Six million Jews were killed in the camp, but anti-Semitism survived. And all of these things changed decades later.
“We thought about what was done to our people – it was supposed to be history,” he lamented. 91-year-old Lucy Repinnera longtime Upper West Side resident who lived in New York City at the age of 16 when he arrived as a 90-pound Holocaust survivor from Poland in 1949.
“The horrifying images of hostages released yesterday have returned to a very dark time in my life,” Lipinner wrote in X.
Debilitated person Captivated in a tunnellooks lean and lively, evoking classic Holocaust images.
“The three men appear to have come out of Auschwitz,” she said.
“It breaks your heart – how can this happen in 2025, 80 years after the pledge?” asked the Lipinner incredibly.
Images of three Israeli hostages that looked like their former shells drilled a hole in her core.
“I saw almost skeletal men walking around. The worst thing about them was depression written on their faces – hollow cheeks, sunken faces… this emotional torture, flesh Can you imagine it on the torture of the past?” she spoke of the painful similarities between the past and present.
President Trump also pointed to the disturbing similarities between hostages and victims of the Holocaust.
“They literally look like old photos of Holocaust survivors. It's the same thing,” he said. I said it on Sunday.

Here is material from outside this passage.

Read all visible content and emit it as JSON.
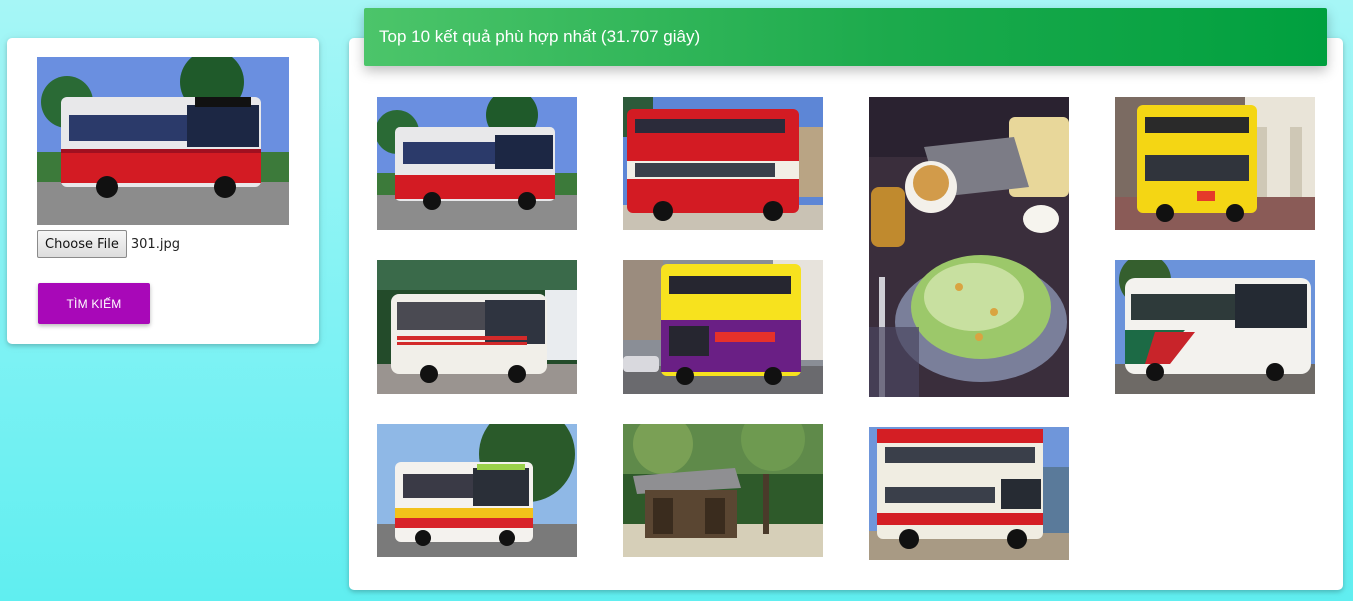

For Krell, fresh images evoking Holocaust survivors placed modern coloured patina that would have remained in black and white.
“The whole world really doesn't care. Jews, Jewish issues, everything is pointless,” says a survivor of the Utzghetto in Poland, followed by several camps, including Mautausen and Auschwitz in Austria. I did.
Upper Eastsider, who denounced his leaders who had not condemned anti-Semitism for having a “case of laryngitis,” teared the image of Saturday, saying, “Unfortunately, history repeats itself. I'll revisit it again.” It's not that fun.”
After living in Germany's DP camps for postwar displaced people, Krell said tiredly after learning that a third of the world's Jewish population had been wiped out. The world has learned something. ”
“And it seems nothing happened.”
The deafening silence of the three hostages after being released is a bitter medicine to swallow for Krel.
“There's little hope. You can see that the world is vague.”
“After the Holocaust, we always said 'never again',” said Repinner, who moved to Tel Aviv a few weeks before October 7th. And I believed that.
“I didn't believe there was something like the Holocaust, but this was.”